De Repente Uma Família (Crítica)

Kadu Silva

Divertido ainda que desequilibrado em alguns momentos

O diretor e roteirista Sean Anders (Pai Em Dose Dupla), ao buscar inspiração para seu novo projeto notou que em sua casa tinha uma história muito interessante e que poderia divertir, informar e inspirar várias pessoas. Sean é casado e pai de três filhos adotivos, essa mudança radical em sua vida trouxe angustias e felicidades que somente quem vive ou viveu algo semelhante é capaz de saber. De Repente uma família é baseado nessa experiência única Sean e sua família.

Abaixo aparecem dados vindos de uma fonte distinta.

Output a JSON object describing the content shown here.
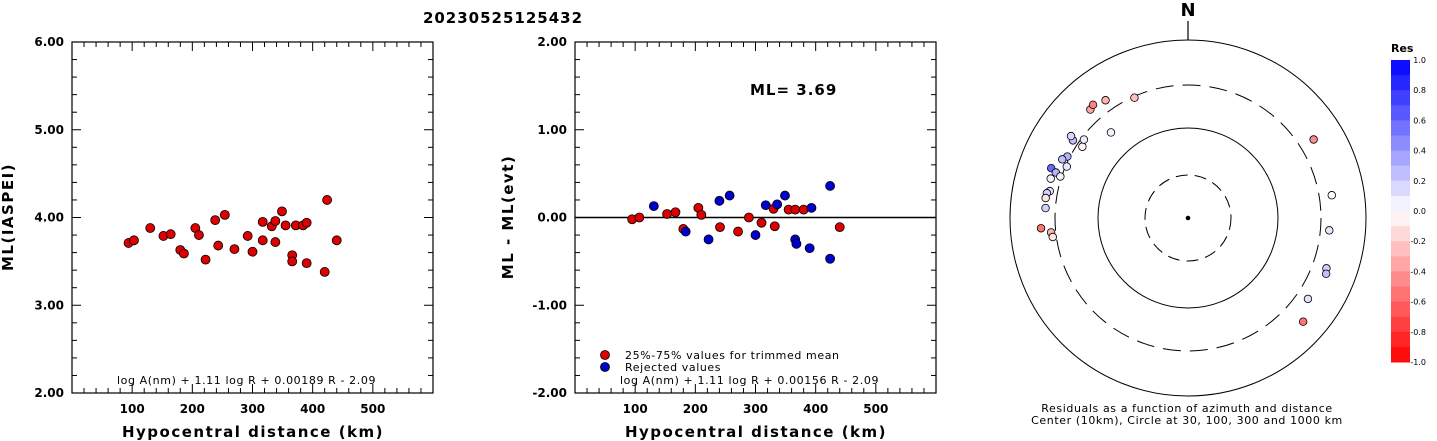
{
  "title": "20230525125432",
  "chart_data": [
    {
      "type": "scatter",
      "xlabel": "Hypocentral distance (km)",
      "ylabel": "ML(IASPEI)",
      "x_ticks": [
        "100",
        "200",
        "300",
        "400",
        "500"
      ],
      "y_ticks": [
        "2.00",
        "3.00",
        "4.00",
        "5.00",
        "6.00"
      ],
      "xlim": [
        0,
        600
      ],
      "ylim": [
        2,
        6
      ],
      "formula": "log A(nm) + 1.11 log R + 0.00189 R - 2.09",
      "marker_color": "#dd0000",
      "points": [
        [
          94,
          3.71
        ],
        [
          103,
          3.74
        ],
        [
          130,
          3.88
        ],
        [
          152,
          3.79
        ],
        [
          164,
          3.81
        ],
        [
          180,
          3.63
        ],
        [
          186,
          3.59
        ],
        [
          205,
          3.88
        ],
        [
          211,
          3.8
        ],
        [
          222,
          3.52
        ],
        [
          238,
          3.97
        ],
        [
          243,
          3.68
        ],
        [
          254,
          4.03
        ],
        [
          270,
          3.64
        ],
        [
          292,
          3.79
        ],
        [
          300,
          3.61
        ],
        [
          317,
          3.74
        ],
        [
          317,
          3.95
        ],
        [
          332,
          3.9
        ],
        [
          338,
          3.72
        ],
        [
          338,
          3.96
        ],
        [
          349,
          4.07
        ],
        [
          355,
          3.91
        ],
        [
          366,
          3.57
        ],
        [
          366,
          3.5
        ],
        [
          372,
          3.91
        ],
        [
          384,
          3.91
        ],
        [
          390,
          3.94
        ],
        [
          390,
          3.48
        ],
        [
          420,
          3.38
        ],
        [
          424,
          4.2
        ],
        [
          440,
          3.74
        ]
      ]
    },
    {
      "type": "scatter",
      "xlabel": "Hypocentral distance (km)",
      "ylabel": "ML - ML(evt)",
      "x_ticks": [
        "100",
        "200",
        "300",
        "400",
        "500"
      ],
      "y_ticks": [
        "-2.00",
        "-1.00",
        "0.00",
        "1.00",
        "2.00"
      ],
      "xlim": [
        0,
        600
      ],
      "ylim": [
        -2,
        2
      ],
      "annotation": "ML= 3.69",
      "legend": [
        "25%-75% values for trimmed mean",
        "Rejected values"
      ],
      "formula": "log A(nm) + 1.11 log R + 0.00156 R - 2.09",
      "colors": {
        "trimmed": "#dd0000",
        "rejected": "#0000cc"
      },
      "series": [
        {
          "name": "25%-75% values for trimmed mean",
          "points": [
            [
              95,
              -0.02
            ],
            [
              107,
              0.0
            ],
            [
              153,
              0.04
            ],
            [
              167,
              0.06
            ],
            [
              180,
              -0.13
            ],
            [
              205,
              0.11
            ],
            [
              210,
              0.03
            ],
            [
              241,
              -0.11
            ],
            [
              271,
              -0.16
            ],
            [
              289,
              0.0
            ],
            [
              310,
              -0.06
            ],
            [
              330,
              0.1
            ],
            [
              332,
              -0.1
            ],
            [
              355,
              0.09
            ],
            [
              366,
              0.09
            ],
            [
              380,
              0.09
            ],
            [
              440,
              -0.11
            ]
          ]
        },
        {
          "name": "Rejected values",
          "points": [
            [
              131,
              0.13
            ],
            [
              184,
              -0.16
            ],
            [
              222,
              -0.25
            ],
            [
              240,
              0.19
            ],
            [
              257,
              0.25
            ],
            [
              300,
              -0.2
            ],
            [
              317,
              0.14
            ],
            [
              336,
              0.15
            ],
            [
              349,
              0.25
            ],
            [
              366,
              -0.25
            ],
            [
              368,
              -0.3
            ],
            [
              390,
              -0.35
            ],
            [
              393,
              0.11
            ],
            [
              424,
              0.36
            ],
            [
              424,
              -0.47
            ]
          ]
        }
      ]
    },
    {
      "type": "polar-scatter",
      "north_label": "N",
      "distance_circles_km": [
        30,
        100,
        300,
        1000
      ],
      "caption": [
        "Residuals as a function of azimuth and distance",
        "Center (10km), Circle at 30, 100, 300 and 1000 km"
      ],
      "colorbar": {
        "label": "Res",
        "ticks": [
          "1.0",
          "0.8",
          "0.6",
          "0.4",
          "0.2",
          "0.0",
          "-0.2",
          "-0.4",
          "-0.6",
          "-0.8",
          "-1.0"
        ],
        "range": [
          -1,
          1
        ],
        "positive_color": "#0000ff",
        "negative_color": "#ff0000"
      },
      "stations": [
        {
          "az": 318,
          "dist_km": 424,
          "res": -0.36
        },
        {
          "az": 320,
          "dist_km": 445,
          "res": -0.5
        },
        {
          "az": 325,
          "dist_km": 400,
          "res": -0.3
        },
        {
          "az": 304,
          "dist_km": 260,
          "res": -0.05
        },
        {
          "az": 307,
          "dist_km": 280,
          "res": 0.08
        },
        {
          "az": 336,
          "dist_km": 290,
          "res": -0.25
        },
        {
          "az": 304,
          "dist_km": 350,
          "res": 0.25
        },
        {
          "az": 305,
          "dist_km": 390,
          "res": 0.15
        },
        {
          "az": 297,
          "dist_km": 320,
          "res": 0.3
        },
        {
          "az": 293,
          "dist_km": 290,
          "res": 0.1
        },
        {
          "az": 295,
          "dist_km": 350,
          "res": 0.25
        },
        {
          "az": 290,
          "dist_km": 420,
          "res": 0.6
        },
        {
          "az": 289,
          "dist_km": 360,
          "res": 0.3
        },
        {
          "az": 288,
          "dist_km": 310,
          "res": 0.05
        },
        {
          "az": 286,
          "dist_km": 390,
          "res": 0.05
        },
        {
          "az": 281,
          "dist_km": 370,
          "res": 0.1
        },
        {
          "az": 280,
          "dist_km": 395,
          "res": 0.18
        },
        {
          "az": 274,
          "dist_km": 390,
          "res": 0.18
        },
        {
          "az": 278,
          "dist_km": 400,
          "res": -0.1
        },
        {
          "az": 266,
          "dist_km": 440,
          "res": -0.55
        },
        {
          "az": 264,
          "dist_km": 340,
          "res": -0.3
        },
        {
          "az": 262,
          "dist_km": 330,
          "res": -0.1
        },
        {
          "az": 58,
          "dist_km": 450,
          "res": -0.45
        },
        {
          "az": 81,
          "dist_km": 420,
          "res": 0.0
        },
        {
          "az": 95,
          "dist_km": 380,
          "res": 0.1
        },
        {
          "az": 110,
          "dist_km": 440,
          "res": 0.18
        },
        {
          "az": 112,
          "dist_km": 460,
          "res": 0.25
        },
        {
          "az": 124,
          "dist_km": 410,
          "res": 0.12
        },
        {
          "az": 132,
          "dist_km": 540,
          "res": -0.55
        },
        {
          "az": 318,
          "dist_km": 190,
          "res": 0.05
        }
      ]
    }
  ]
}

O jovem casal Pete (Mark Wahlberg) e Ellie (Rose Byrne) decide adotar um filho, e após cursos e terapia vão até uma feira destinada a proporcionar o encontro com a criança que pode se tornar esse rebento. A ideia inicial era escolher uma criança, mas o casal se encanta pela pré-adolescente Lizzie (Isabela Moner), uma garota de temperamento difícil e irmã de duas crianças menores. Mesmo fora do planejado o casal resolve adotar os três, mas a chegada deles transforma a vida do casal completamente.

De Repente Uma Família (Crítica)

O roteiro é muito didático ao retratar todo o processo de adoção e as complicações que podem surgir no caminho, um problema na obra de Sean é que ele não consegue encontrar um equilíbrio no tom do humor e o drama, tudo é um pouco acentuado, tornando a produção ora um melodramático ora um show patético de humor sem necessidade em determinados momentos, ainda assim, o arco principal é muito bem construído e cheio de nuances que envolve o espectador com os acontecimentos que norteiam a narrativa.

Outro aspecto muito interessante do roteiro é não criar uma história antiquada ao retratar a trama. Sean coloca um casal evangélico super fervoroso ao lado de um casal gay dividindo as experiências de criar um filho adotivo, sem criar peso sobre um ou outro lado, tornando natural a diversidade de família que existe nos EUA e no mundo todo.

Outro grande acerto é no elenco que consegue acompanhar essas mudanças de tom dramático e de humor que o filme surfa ao longo da narrativa. A composição de cada um dos membros da família é muito bem desenhada por Sean, o que torna todos muito carismáticos e empáticos rapidamente ao espectador, todas as situações que eles vivem são conduzidas de forma muito sincera e leve pelo diretor, o que ajuda nessa identificação rápida.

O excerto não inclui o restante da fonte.